Troubleshooting quick hits

  • Spinner stuck: Your server didn’t print tool_list on start, or wrong path. Run it manually:

    • PPLX_API_KEY=“pplx-XXX” node ~/mcp/perplexity/index.js

    • Expect one JSON line with type: “tool_list”

  • 401/403: Bad/missing key. Confirm PPLX_API_KEY in mcp.json env.

  • “command not found”: Use absolute node path (e.g., /opt/homebrew/bin/node on Apple Silicon).

  • “0 tools enabled”: Ensure send({ type: ‘tool_list’, tools, capabilities: { tools: {} } }) is present and executes at startup.

  • Works in terminal but not in Cursor: Ensure config is in ~/.cursor/mcp.json, then fully restart Cursor.

Now to clean up the clumps of hair I pulled out to get the above working! Still not what I was hoping to achieve but as implemented with inclusive instructions in .cursorrules to call Perplexity AI e.g. latest UI rifle-shots it is better than relying on 2024 outdated top-tier LLM’s. Yes, some models can be forced to perform a web search but Perplexity AI exists in near real-time which is why I seek to have invited to my coding corral.

1 Like

I wanted to enable Perplexity AI to have more capabilities beyond the default “1 Tool” search-only. Was pleased to discover the full suite of MCP tools could be enabled which for my flow allows Perplexity AI to be fully functional buy with limitations as compared to LLM’s listed in Cursor’s native Model Picker.

Setup Steps (1 Tool → 12 Tools):

  1. Initial Setup: Created ~/.cursor/mcp.json with stdio server configuration

  2. Basic Tool: Started with single perplexity.search tool

  3. Expansion: Added 11 filesystem tools (read_file, write_file, list_directory, etc.)

  4. Protocol Fix: Implemented proper JSON-RPC protocol with initialize and tools/list handlers

  5. Debugging: Added console logging to troubleshoot connection issues

  6. Final Config: Server shows green dot with 12 tools enabled

Key Capabilities:

:white_check_mark: Powerful Features:

  • Real-time web search with current information and citations

  • Filesystem operations (read/write/list/create/delete/search files)

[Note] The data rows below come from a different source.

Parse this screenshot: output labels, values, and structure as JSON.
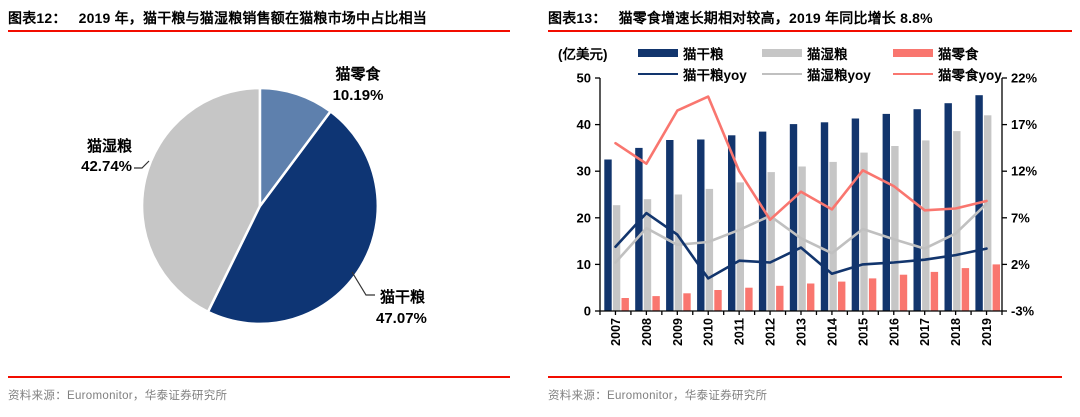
{
  "panels": {
    "left": {
      "title_label": "图表12：",
      "title_text": "2019 年，猫干粮与猫湿粮销售额在猫粮市场中占比相当",
      "source": "资料来源：Euromonitor，华泰证券研究所"
    },
    "right": {
      "title_label": "图表13：",
      "title_text": "猫零食增速长期相对较高，2019 年同比增长 8.8%",
      "unit_label": "(亿美元)",
      "source": "资料来源：Euromonitor，华泰证券研究所"
    }
  },
  "colors": {
    "rule_red": "#f20d00",
    "axis_black": "#000000",
    "source_gray": "#808080"
  },
  "chart_data": [
    {
      "type": "pie",
      "title": "2019 年，猫干粮与猫湿粮销售额在猫粮市场中占比相当",
      "labels": [
        "猫零食",
        "猫干粮",
        "猫湿粮"
      ],
      "values": [
        10.19,
        47.07,
        42.74
      ],
      "value_labels": [
        "10.19%",
        "47.07%",
        "42.74%"
      ],
      "colors": [
        "#5e80ad",
        "#0e3574",
        "#c6c6c6"
      ],
      "start_angle_deg": 0,
      "direction": "clockwise",
      "legend_position": "none"
    },
    {
      "type": "bar+line",
      "title": "猫零食增速长期相对较高，2019 年同比增长 8.8%",
      "unit": "亿美元",
      "categories": [
        "2007",
        "2008",
        "2009",
        "2010",
        "2011",
        "2012",
        "2013",
        "2014",
        "2015",
        "2016",
        "2017",
        "2018",
        "2019"
      ],
      "bar_series": [
        {
          "name": "猫干粮",
          "axis": "left",
          "color": "#12356d",
          "values": [
            32.5,
            35.0,
            36.7,
            36.8,
            37.7,
            38.5,
            40.1,
            40.5,
            41.3,
            42.3,
            43.3,
            44.6,
            46.3
          ]
        },
        {
          "name": "猫湿粮",
          "axis": "left",
          "color": "#c6c6c6",
          "values": [
            22.7,
            24.0,
            25.0,
            26.2,
            27.6,
            29.8,
            31.0,
            32.0,
            34.0,
            35.4,
            36.6,
            38.6,
            42.0
          ]
        },
        {
          "name": "猫零食",
          "axis": "left",
          "color": "#f9766f",
          "values": [
            2.8,
            3.2,
            3.8,
            4.5,
            5.0,
            5.4,
            5.9,
            6.3,
            7.0,
            7.8,
            8.4,
            9.2,
            10.0
          ]
        }
      ],
      "line_series": [
        {
          "name": "猫干粮yoy",
          "axis": "right",
          "color": "#12356d",
          "values": [
            3.9,
            7.5,
            5.2,
            0.5,
            2.4,
            2.2,
            3.8,
            1.0,
            2.0,
            2.2,
            2.5,
            3.0,
            3.7
          ]
        },
        {
          "name": "猫湿粮yoy",
          "axis": "right",
          "color": "#c0c0c0",
          "values": [
            2.2,
            5.9,
            4.1,
            4.4,
            5.7,
            7.2,
            4.8,
            3.2,
            5.8,
            4.7,
            3.7,
            5.3,
            8.5
          ]
        },
        {
          "name": "猫零食yoy",
          "axis": "right",
          "color": "#f9766f",
          "values": [
            15.0,
            12.8,
            18.5,
            20.0,
            12.0,
            6.8,
            9.8,
            7.9,
            12.1,
            10.4,
            7.8,
            8.0,
            8.8
          ]
        }
      ],
      "left_axis": {
        "min": 0,
        "max": 50,
        "ticks": [
          "0",
          "10",
          "20",
          "30",
          "40",
          "50"
        ],
        "tick_values": [
          0,
          10,
          20,
          30,
          40,
          50
        ]
      },
      "right_axis": {
        "min": -3,
        "max": 22,
        "ticks": [
          "-3%",
          "2%",
          "7%",
          "12%",
          "17%",
          "22%"
        ],
        "tick_values": [
          -3,
          2,
          7,
          12,
          17,
          22
        ]
      },
      "grid": "off",
      "legend_position": "top"
    }
  ]
}
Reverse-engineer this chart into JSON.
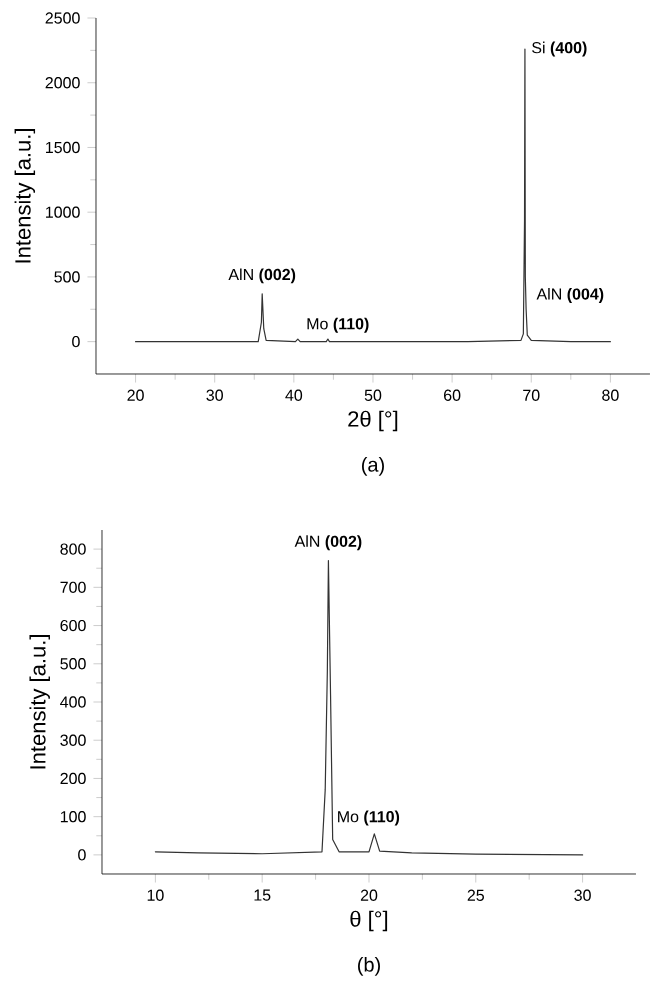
{
  "chart_data": [
    {
      "type": "line",
      "xlabel": "2θ [°]",
      "ylabel": "Intensity [a.u.]",
      "xlim": [
        15,
        85
      ],
      "ylim": [
        -250,
        2500
      ],
      "xticks": [
        20,
        30,
        40,
        50,
        60,
        70,
        80
      ],
      "yticks": [
        0,
        500,
        1000,
        1500,
        2000,
        2500
      ],
      "color": "#333333",
      "x": [
        20,
        30,
        35.5,
        35.9,
        36.0,
        36.2,
        36.5,
        40.2,
        40.5,
        40.8,
        44.1,
        44.3,
        44.5,
        62,
        68.7,
        69.0,
        69.15,
        69.2,
        69.25,
        69.35,
        69.5,
        70,
        75,
        80
      ],
      "values": [
        0,
        0,
        0,
        150,
        370,
        100,
        10,
        0,
        20,
        0,
        0,
        20,
        0,
        0,
        10,
        60,
        940,
        2260,
        500,
        250,
        50,
        10,
        0,
        0
      ],
      "annotations": [
        {
          "text": "AlN **(002)**",
          "x": 36.0,
          "y": 370
        },
        {
          "text": "Mo **(110)**",
          "x": 40.5,
          "y": 20
        },
        {
          "text": "Si **(400)**",
          "x": 69.2,
          "y": 2260
        },
        {
          "text": "AlN **(004)**",
          "x": 69.35,
          "y": 250
        },
        "(a)"
      ]
    },
    {
      "type": "line",
      "xlabel": "θ [°]",
      "ylabel": "Intensity [a.u.]",
      "xlim": [
        7.5,
        32.5
      ],
      "ylim": [
        -50,
        850
      ],
      "xticks": [
        10,
        15,
        20,
        25,
        30
      ],
      "yticks": [
        0,
        100,
        200,
        300,
        400,
        500,
        600,
        700,
        800
      ],
      "color": "#333333",
      "x": [
        10,
        12,
        15,
        17.8,
        17.95,
        18.05,
        18.1,
        18.2,
        18.3,
        18.6,
        20.0,
        20.25,
        20.5,
        22,
        25,
        30
      ],
      "values": [
        8,
        5,
        3,
        8,
        170,
        480,
        770,
        420,
        40,
        8,
        8,
        55,
        10,
        5,
        2,
        0
      ],
      "annotations": [
        {
          "text": "AlN **(002)**",
          "x": 18.1,
          "y": 770
        },
        {
          "text": "Mo **(110)**",
          "x": 20.25,
          "y": 55
        },
        "(b)"
      ]
    }
  ]
}
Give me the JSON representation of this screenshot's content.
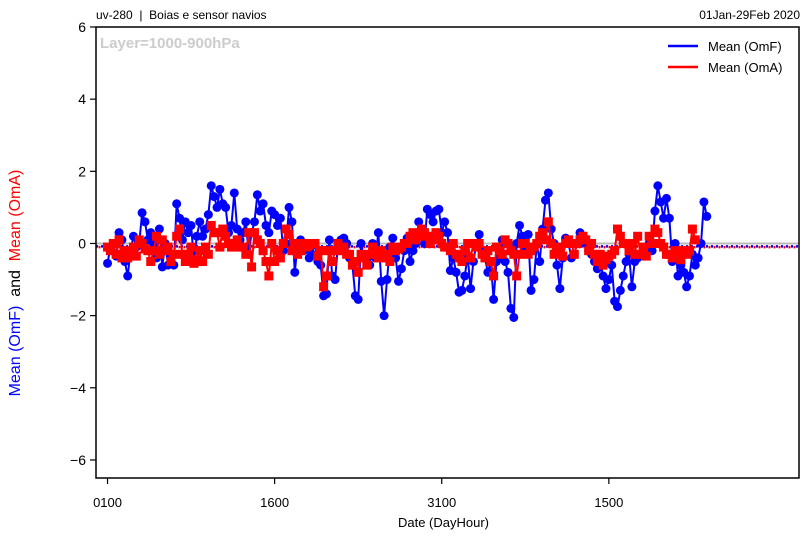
{
  "header": {
    "left": "uv-280  |  Boias e sensor navios",
    "right": "01Jan-29Feb 2020"
  },
  "colors": {
    "omf": "#0000ff",
    "oma": "#ff0000",
    "zero_line": "#bbbbbb",
    "text": "#000000",
    "watermark": "#cccccc"
  },
  "ylabel_parts": {
    "omf": "Mean (OmF)",
    "and": "  and  ",
    "oma": "Mean (OmA)"
  },
  "chart_data": {
    "type": "line",
    "title": "",
    "annotation": "Layer=1000-900hPa",
    "xlabel": "Date (DayHour)",
    "ylabel": "Mean (OmF)  and  Mean (OmA)",
    "ylim": [
      -6.5,
      6
    ],
    "yticks": [
      6,
      4,
      2,
      0,
      -2,
      -4,
      -6
    ],
    "yticklabels": [
      "6",
      "4",
      "2",
      "0",
      "−2",
      "−4",
      "−6"
    ],
    "xlim": [
      -4,
      240
    ],
    "xticks": [
      0,
      58,
      116,
      174
    ],
    "xticklabels": [
      "0100",
      "1600",
      "3100",
      "1500"
    ],
    "legend": {
      "location": "top-right",
      "entries": [
        "Mean (OmF)",
        "Mean (OmA)"
      ]
    },
    "reference_lines": [
      {
        "name": "zero",
        "y": 0,
        "style": "solid"
      },
      {
        "name": "OmF mean",
        "y": -0.08,
        "style": "dotted",
        "series": "Mean (OmF)"
      },
      {
        "name": "OmA mean",
        "y": -0.1,
        "style": "dotted",
        "series": "Mean (OmA)"
      }
    ],
    "series": [
      {
        "name": "Mean (OmF)",
        "marker": "circle",
        "values": [
          -0.55,
          -0.1,
          0.0,
          -0.35,
          0.3,
          0.1,
          -0.5,
          -0.9,
          -0.2,
          0.2,
          -0.1,
          0.0,
          0.85,
          0.6,
          0.1,
          0.3,
          0.0,
          -0.4,
          0.4,
          -0.65,
          0.0,
          -0.6,
          -0.3,
          -0.6,
          1.1,
          0.7,
          0.1,
          0.6,
          0.3,
          0.5,
          -0.5,
          0.2,
          0.6,
          0.2,
          0.4,
          0.8,
          1.6,
          1.3,
          1.0,
          1.5,
          1.1,
          1.0,
          0.3,
          0.5,
          1.4,
          0.4,
          0.1,
          0.3,
          0.6,
          -0.3,
          0.3,
          0.6,
          1.35,
          0.9,
          1.1,
          0.5,
          0.3,
          0.9,
          0.8,
          0.5,
          0.7,
          -0.2,
          0.0,
          1.0,
          0.6,
          -0.8,
          0.0,
          0.1,
          -0.2,
          0.0,
          -0.4,
          -0.3,
          0.0,
          -0.5,
          -0.6,
          -1.45,
          -1.4,
          0.1,
          -0.9,
          -1.0,
          0.0,
          0.1,
          0.15,
          0.0,
          -0.4,
          -0.6,
          -1.45,
          -1.55,
          0.0,
          -0.4,
          -0.5,
          -0.6,
          0.0,
          -0.4,
          0.3,
          -1.05,
          -2.0,
          -1.0,
          -0.1,
          0.15,
          -0.4,
          -1.05,
          -0.7,
          -0.2,
          0.15,
          -0.5,
          -0.2,
          0.0,
          0.6,
          0.4,
          0.0,
          0.95,
          0.8,
          0.6,
          0.9,
          0.95,
          0.3,
          0.6,
          0.3,
          -0.75,
          -0.4,
          -0.8,
          -1.35,
          -1.3,
          -0.9,
          -0.35,
          -1.25,
          -0.5,
          0.0,
          0.25,
          -0.2,
          -0.4,
          -0.8,
          -0.5,
          -1.55,
          -0.5,
          -0.4,
          0.1,
          -0.5,
          -0.8,
          -1.8,
          -2.05,
          0.0,
          0.5,
          0.2,
          -0.2,
          0.25,
          -1.3,
          -1.0,
          0.0,
          -0.5,
          0.4,
          1.2,
          1.4,
          0.4,
          0.0,
          -0.6,
          -1.25,
          -0.4,
          0.15,
          0.0,
          -0.4,
          -0.3,
          0.0,
          0.3,
          0.2,
          0.0,
          -0.2,
          -0.3,
          -0.5,
          -0.7,
          -0.5,
          -0.9,
          -1.25,
          -1.0,
          -0.6,
          -1.6,
          -1.75,
          -1.3,
          -0.9,
          -0.5,
          -0.3,
          -1.2,
          -0.5,
          -0.4,
          -0.3,
          -0.2,
          -0.25,
          0.0,
          -0.2,
          0.9,
          1.6,
          1.15,
          0.7,
          1.25,
          0.7,
          -0.5,
          0.0,
          -0.9,
          -0.6,
          -0.8,
          -1.2,
          -0.9,
          -0.3,
          -0.6,
          -0.4,
          0.0,
          1.15,
          0.75
        ]
      },
      {
        "name": "Mean (OmA)",
        "marker": "square",
        "values": [
          -0.1,
          -0.2,
          0.0,
          -0.3,
          0.1,
          -0.4,
          -0.2,
          -0.4,
          -0.3,
          -0.1,
          -0.35,
          0.1,
          0.0,
          -0.15,
          -0.2,
          -0.5,
          -0.2,
          0.2,
          -0.3,
          0.1,
          -0.2,
          -0.1,
          -0.5,
          -0.3,
          0.2,
          0.4,
          -0.3,
          -0.5,
          -0.3,
          -0.1,
          -0.55,
          -0.45,
          -0.2,
          -0.5,
          -0.1,
          -0.3,
          0.5,
          0.3,
          0.3,
          -0.1,
          0.4,
          0.2,
          0.0,
          -0.1,
          0.0,
          0.1,
          -0.1,
          -0.1,
          -0.3,
          0.3,
          -0.65,
          0.3,
          0.1,
          0.0,
          -0.2,
          -0.5,
          -0.9,
          0.0,
          -0.5,
          -0.2,
          -0.4,
          0.0,
          0.4,
          0.25,
          -0.2,
          0.0,
          -0.3,
          -0.2,
          0.0,
          -0.1,
          -0.05,
          0.0,
          0.0,
          -0.35,
          -0.2,
          -1.2,
          -0.9,
          -0.2,
          -0.5,
          -0.2,
          0.0,
          -0.2,
          -0.1,
          -0.3,
          -0.3,
          -0.6,
          -0.5,
          -0.8,
          -0.3,
          -0.4,
          -0.6,
          -0.3,
          -0.1,
          -0.3,
          -0.4,
          -0.2,
          -0.4,
          -0.3,
          -0.5,
          -0.1,
          -0.2,
          -0.15,
          -0.1,
          0.0,
          0.0,
          0.2,
          0.3,
          0.1,
          0.2,
          0.4,
          0.3,
          0.2,
          0.0,
          0.1,
          0.3,
          0.2,
          0.0,
          -0.1,
          -0.1,
          -0.2,
          0.0,
          -0.3,
          -0.4,
          -0.5,
          -0.2,
          0.0,
          -0.4,
          0.0,
          -0.1,
          0.0,
          -0.3,
          -0.4,
          -0.2,
          -0.5,
          -0.9,
          -0.1,
          -0.2,
          -0.3,
          0.1,
          0.0,
          -0.2,
          -0.3,
          -0.9,
          -0.3,
          0.0,
          0.0,
          -0.3,
          -0.2,
          -0.1,
          0.0,
          0.2,
          0.3,
          0.1,
          0.6,
          0.0,
          -0.3,
          -0.1,
          -0.25,
          -0.35,
          0.0,
          0.1,
          0.0,
          -0.3,
          0.0,
          0.1,
          0.2,
          0.1,
          -0.2,
          0.0,
          -0.3,
          -0.5,
          -0.3,
          -0.6,
          -0.45,
          -0.35,
          -0.3,
          -0.2,
          0.4,
          0.2,
          0.0,
          0.0,
          -0.2,
          0.0,
          -0.3,
          0.2,
          -0.3,
          -0.1,
          -0.35,
          0.2,
          0.0,
          0.4,
          0.3,
          0.0,
          -0.1,
          -0.3,
          -0.3,
          -0.4,
          -0.2,
          -0.3,
          -0.45,
          -0.2,
          -0.3,
          -0.2,
          0.4,
          0.1
        ]
      }
    ]
  }
}
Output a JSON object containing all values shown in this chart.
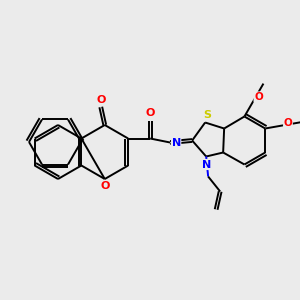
{
  "bg_color": "#ebebeb",
  "bond_color": "#000000",
  "atom_colors": {
    "O": "#ff0000",
    "N": "#0000ff",
    "S": "#cccc00",
    "C": "#000000"
  },
  "figsize": [
    3.0,
    3.0
  ],
  "dpi": 100,
  "scale": 1.0
}
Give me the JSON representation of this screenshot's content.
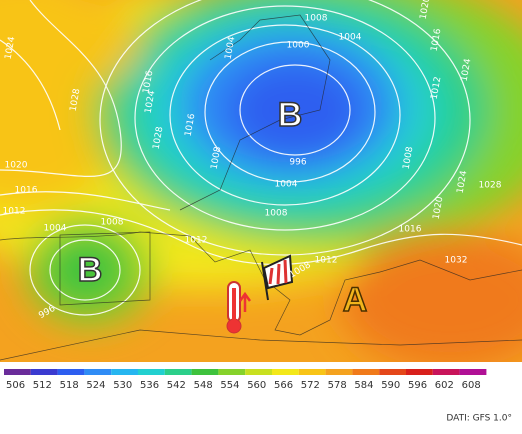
{
  "map": {
    "isobar_labels": [
      "1024",
      "1028",
      "1020",
      "1016",
      "1012",
      "1004",
      "1008",
      "1012",
      "996",
      "1004",
      "1008",
      "1004",
      "1000",
      "1016",
      "1024",
      "1028",
      "1016",
      "1008",
      "996",
      "1004",
      "1008",
      "1012",
      "1008",
      "1012",
      "1016",
      "1020",
      "1024",
      "1028",
      "1024",
      "1020",
      "1016",
      "1032",
      "1008"
    ],
    "centers": [
      {
        "label": "B"
      },
      {
        "label": "B"
      },
      {
        "label": "A"
      }
    ],
    "scale": {
      "labels": [
        "506",
        "512",
        "518",
        "524",
        "530",
        "536",
        "542",
        "548",
        "554",
        "560",
        "566",
        "572",
        "578",
        "584",
        "590",
        "596",
        "602",
        "608"
      ],
      "colors": [
        "#6a2c9a",
        "#3b3bd0",
        "#2d5ef0",
        "#2f8cf5",
        "#26b6f0",
        "#22d0d0",
        "#2ccf8a",
        "#3ec23d",
        "#86d22b",
        "#c8e020",
        "#f3e81a",
        "#f8c417",
        "#f4a21f",
        "#f07a1a",
        "#e4471a",
        "#d8201c",
        "#c8145a",
        "#b01095"
      ]
    },
    "credit": "DATI: GFS 1.0°"
  }
}
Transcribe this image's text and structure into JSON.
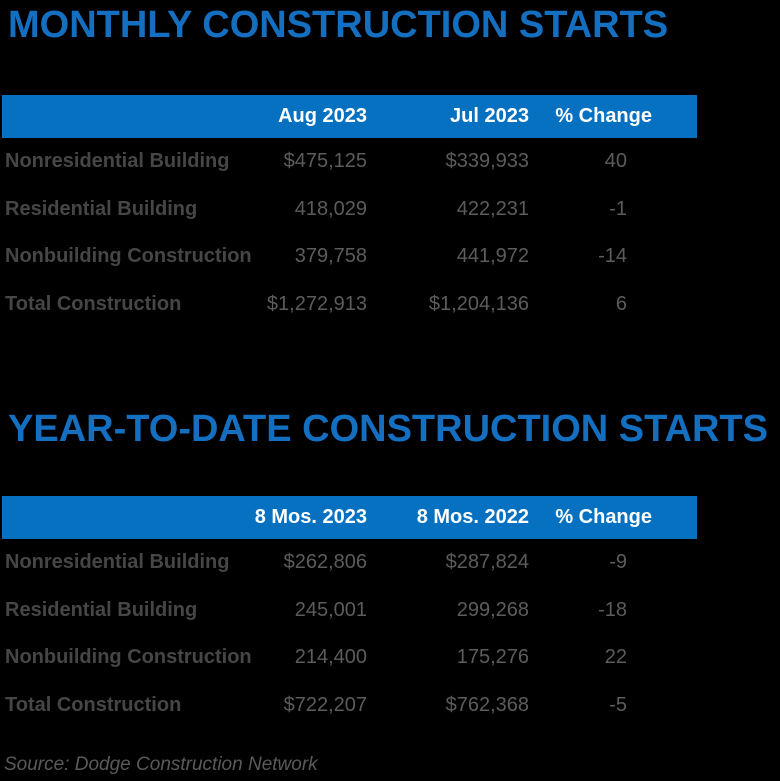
{
  "colors": {
    "background": "#000000",
    "title_blue": "#146FC0",
    "header_bar_blue": "#0771C1",
    "header_text": "#FFFFFF",
    "label_gray": "#464646",
    "number_gray": "#5C5C5C"
  },
  "chart_data": [
    {
      "type": "table",
      "title": "MONTHLY CONSTRUCTION STARTS",
      "columns": [
        "",
        "Aug 2023",
        "Jul 2023",
        "% Change"
      ],
      "rows": [
        {
          "label": "Nonresidential Building",
          "values": [
            "$475,125",
            "$339,933",
            "40"
          ],
          "values_numeric": [
            475125,
            339933,
            40
          ]
        },
        {
          "label": "Residential Building",
          "values": [
            "418,029",
            "422,231",
            "-1"
          ],
          "values_numeric": [
            418029,
            422231,
            -1
          ]
        },
        {
          "label": "Nonbuilding Construction",
          "values": [
            "379,758",
            "441,972",
            "-14"
          ],
          "values_numeric": [
            379758,
            441972,
            -14
          ]
        },
        {
          "label": "Total Construction",
          "values": [
            "$1,272,913",
            "$1,204,136",
            "6"
          ],
          "values_numeric": [
            1272913,
            1204136,
            6
          ]
        }
      ]
    },
    {
      "type": "table",
      "title": "YEAR-TO-DATE CONSTRUCTION STARTS",
      "columns": [
        "",
        "8 Mos. 2023",
        "8 Mos. 2022",
        "% Change"
      ],
      "rows": [
        {
          "label": "Nonresidential Building",
          "values": [
            "$262,806",
            "$287,824",
            "-9"
          ],
          "values_numeric": [
            262806,
            287824,
            -9
          ]
        },
        {
          "label": "Residential Building",
          "values": [
            "245,001",
            "299,268",
            "-18"
          ],
          "values_numeric": [
            245001,
            299268,
            -18
          ]
        },
        {
          "label": "Nonbuilding Construction",
          "values": [
            "214,400",
            "175,276",
            "22"
          ],
          "values_numeric": [
            214400,
            175276,
            22
          ]
        },
        {
          "label": "Total Construction",
          "values": [
            "$722,207",
            "$762,368",
            "-5"
          ],
          "values_numeric": [
            722207,
            762368,
            -5
          ]
        }
      ]
    }
  ],
  "source_note": "Source: Dodge Construction Network"
}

  • Workspace-aware with security boundaries

  • JSON-RPC protocol for reliable communication

  • Debug logging for troubleshooting

:cross_mark: Limitations vs. Native Perplexity LLM:

  • No session memory - each tool call is independent

  • No conversational context - can’t maintain chat history

  • Tool-only interface - no direct chat completion

  • Limited to 12 specific functions vs. full LLM capabilities

  • Requires explicit tool invocation vs. natural language interaction

  • No model selection - fixed to Sonar Pro for search

Why This Matters:

MCP Server Advantages:

  • Integration - Works within Cursor’s existing AI workflow

  • Specialization - Focused tools for specific tasks

  • Reliability - Consistent API for web search and file operations

  • Security - Workspace-bounded filesystem access

Use Case: Perfect for research-heavy development where you need current information and file manipulation, but not full conversational AI capabilities.

Bottom Line: MCP server = specialized tools for specific tasks; Native LLM = full conversational AI with memory and context.